La Cour de justice de l’Union européenne précise, par un arrêt du 6 octobre 2025, le statut fiscal des avocats au sein du marché intérieur. Un professionnel du droit s’opposait à son inscription d’office sur la liste des redevables de la taxe sur la valeur ajoutée par son administration. La Cour d’appel de Bucarest, saisie du litige en date du 15 mai 2024, a décidé de surseoir à statuer pour interroger les juges européens. Le requérant affirmait que l’autorité de la chose jugée attachée à une décision antérieure faisait obstacle à toute nouvelle réclamation de la part du fisc. La question de droit porte sur la qualification d’assujetti de l’avocat et sur la primauté des règles européennes face aux principes de procédure nationaux. La Cour considère que l’avocat constitue un assujetti et que l’autorité de la chose jugée ne s’applique pas aux périodes d’imposition distinctes du litige initial. Cette solution garantit l’application uniforme du droit fiscal européen tout en limitant la portée des obstacles procéduraux issus des traditions juridiques des États membres.
I. L’affirmation du statut d’assujetti au sens de la directive européenne
A. Une qualification juridique déduite de la nature de l’activité La Cour énonce que la directive s’interprète « en ce sens qu’une personne exerçant la profession d’avocat doit être considérée comme étant un assujetti ». Cette qualification découle de l’exercice indépendant d’une activité économique consistant en la fourniture de services juridiques rémunérés de manière régulière par une clientèle. L’indépendance de l’avocat vis-à-vis de son mandant constitue le critère déterminant pour l’intégration de ses prestations dans le champ d’application de la taxe.
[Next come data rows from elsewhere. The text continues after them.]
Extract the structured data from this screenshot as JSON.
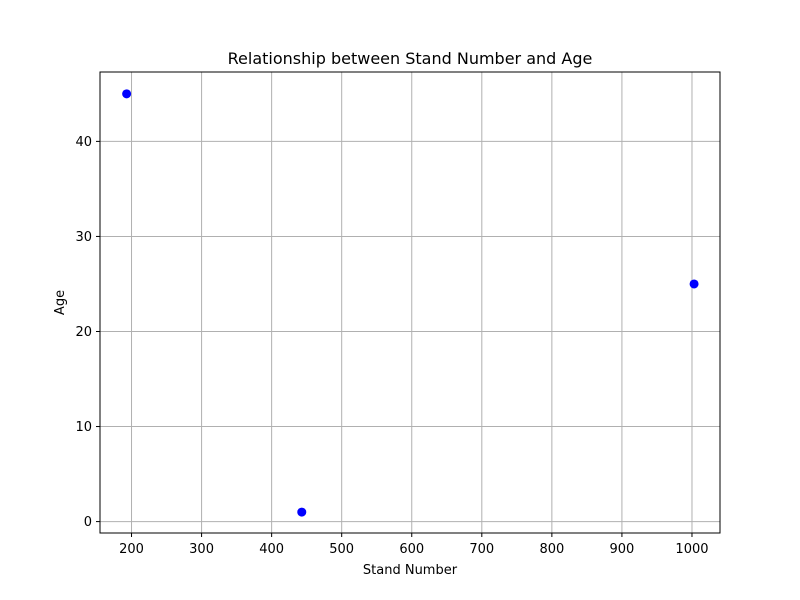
{
  "chart_data": {
    "type": "scatter",
    "title": "Relationship between Stand Number and Age",
    "xlabel": "Stand Number",
    "ylabel": "Age",
    "xlim": [
      155,
      1040
    ],
    "ylim": [
      -1.2,
      47.3
    ],
    "xticks": [
      200,
      300,
      400,
      500,
      600,
      700,
      800,
      900,
      1000
    ],
    "yticks": [
      0,
      10,
      20,
      30,
      40
    ],
    "grid": true,
    "legend": "none",
    "marker_color": "#0000ff",
    "series": [
      {
        "points": [
          {
            "x": 193,
            "y": 45
          },
          {
            "x": 443,
            "y": 1
          },
          {
            "x": 1003,
            "y": 25
          }
        ]
      }
    ]
  }
}
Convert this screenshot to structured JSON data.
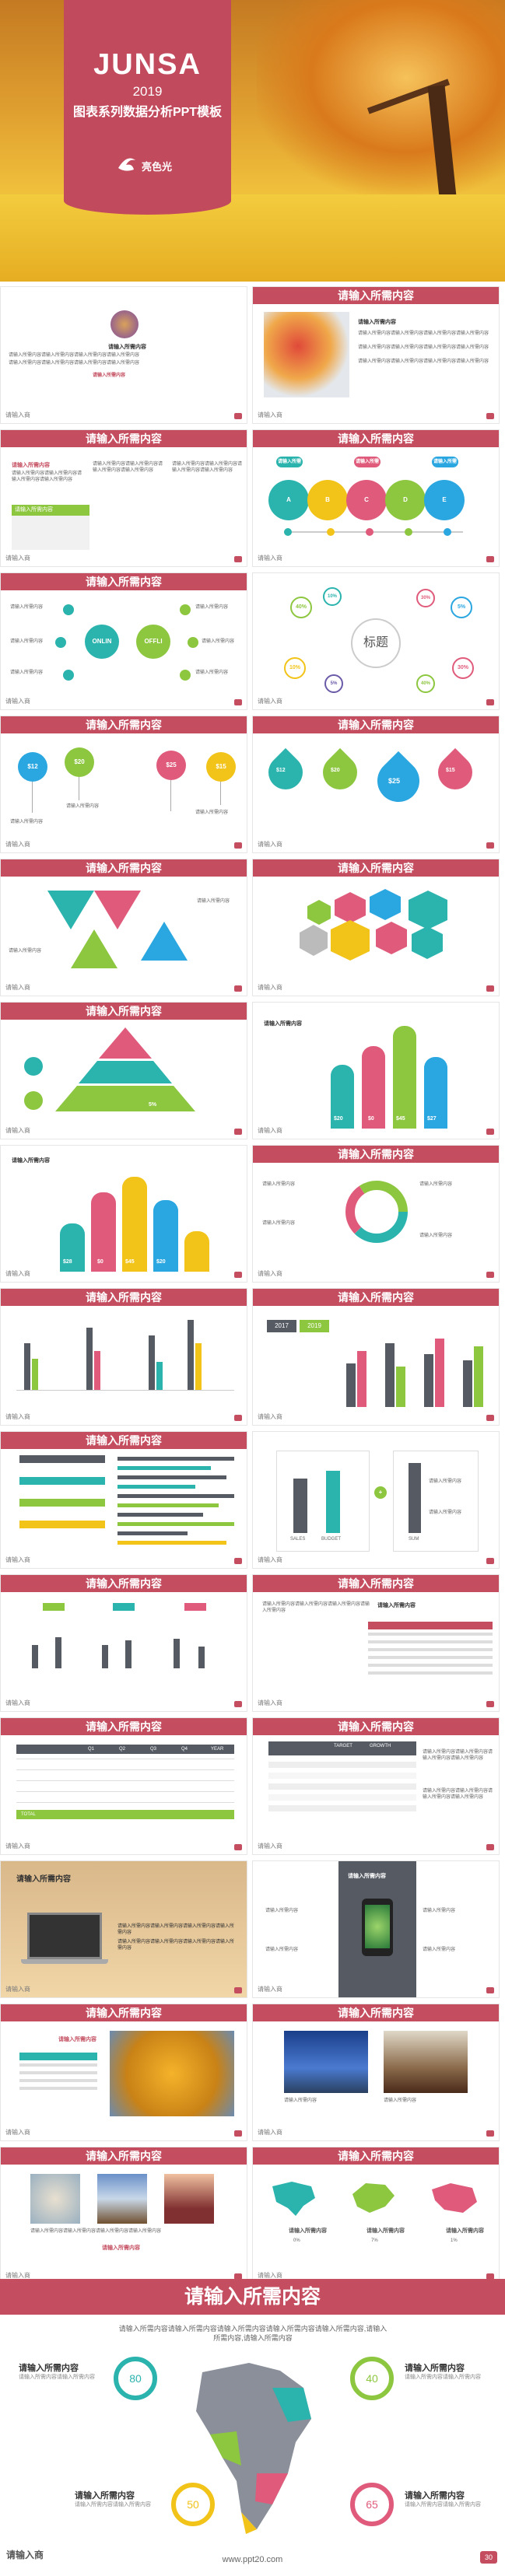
{
  "cover": {
    "title": "JUNSA",
    "year": "2019",
    "subtitle": "图表系列数据分析PPT模板",
    "logo_text": "亮色光"
  },
  "slide_title": "请输入所需内容",
  "slide_logo": "请输入商",
  "placeholder_label": "请输入所需内容",
  "body_text": "请输入所需内容请输入所需内容请输入所需内容请输入所需内容",
  "labels": {
    "online": "ONLIN",
    "offline": "OFFLI",
    "title_char": "标题",
    "price_12": "$12",
    "price_20": "$20",
    "price_25": "$25",
    "price_15": "$15",
    "bar_20": "$20",
    "bar_0": "$0",
    "bar_45": "$45",
    "bar_27": "$27",
    "bar_28": "$28",
    "year_2017": "2017",
    "year_2019": "2019",
    "pct_30": "30%",
    "pct_40": "40%",
    "pct_10": "10%",
    "pct_5": "5%",
    "sales": "SALES",
    "budget": "BUDGET",
    "sum": "SUM",
    "growth": "GROWTH",
    "value": "VALUE",
    "target": "TARGET",
    "total": "TOTAL",
    "year": "YEAR",
    "q1": "Q1",
    "q2": "Q2",
    "q3": "Q3",
    "q4": "Q4",
    "map_pct_a": "0%",
    "map_pct_b": "7%",
    "map_pct_c": "1%"
  },
  "final": {
    "title": "请输入所需内容",
    "paragraph": "请输入所需内容请输入所需内容请输入所需内容请输入所需内容请输入所需内容,请输入所需内容,请输入所需内容",
    "ring_1": "80",
    "ring_2": "40",
    "ring_3": "50",
    "ring_4": "65",
    "label": "请输入所需内容",
    "sub": "请输入所需内容请输入所需内容",
    "url": "www.ppt20.com",
    "logo": "请输入商",
    "page": "30"
  },
  "colors": {
    "accent": "#c44e60",
    "teal": "#2bb3ad",
    "green": "#8dc63f",
    "yellow": "#f2c318",
    "blue": "#2aa6e0",
    "pink": "#e05b7b",
    "purple": "#6b5aa7",
    "gray": "#555a63"
  }
}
Les juges refusent ainsi que le statut particulier de la profession libérale puisse justifier une dérogation aux principes fondamentaux régissant le système de taxe.
B. La neutralité fiscale appliquée aux professions libérales réglementées L’assujettissement des avocats répond à l’impératif de neutralité qui interdit de traiter différemment des opérations économiques similaires au regard de la charge fiscale globale. L’application de la taxe sur la valeur ajoutée aux services juridiques garantit une concurrence saine entre tous les prestataires de services opérant sur le territoire. Toute exemption non prévue par les textes européens créerait une rupture d’égalité injustifiée entre les différents secteurs d’activité soumis aux mêmes contraintes de marché. La décision rappelle que l’équité fiscale impose que chaque acteur contribue au financement des charges publiques selon les règles communes définies par le législateur.
II. La subordination de la procédure nationale à la conformité du droit fiscal
A. Le refus de l’extension de l’autorité de la chose jugée L’affirmation de cette obligation fiscale impose de lever les obstacles procéduraux nationaux susceptibles de compromettre la pleine application du droit de l’Union européenne. Le droit de l’Union s’oppose à ce qu’une juridiction nationale applique le principe de l’autorité de la chose jugée pour des périodes d’imposition non identiques. La sécurité juridique ne saurait couvrir des situations fiscales distinctes de celles ayant fait l’objet d’un premier jugement définitif rendu par les autorités compétentes. Cette interprétation stricte de la chose jugée évite qu’une interprétation erronée du droit de l’Union ne devienne immuable au détriment des intérêts budgétaires communs.
B. L’exigence d’une application effective des règles de l’Union européenne L’application des principes procéduraux internes ne doit jamais faire « obstacle à la prise en compte, par cette juridiction, de la réglementation de l’Union en matière de TVA ». La primauté du droit européen impose aux juges nationaux d’écarter toute disposition nationale qui compromettrait l’application correcte et uniforme des directives fiscales communes. Cette exigence d’effectivité assure que les objectifs de l’Union ne soient pas vidés de leur substance par des règles de forme propres aux États. La solution renforce la cohérence du système juridique européen en plaçant la conformité matérielle au-dessus des contraintes héritées des ordres juridiques nationaux.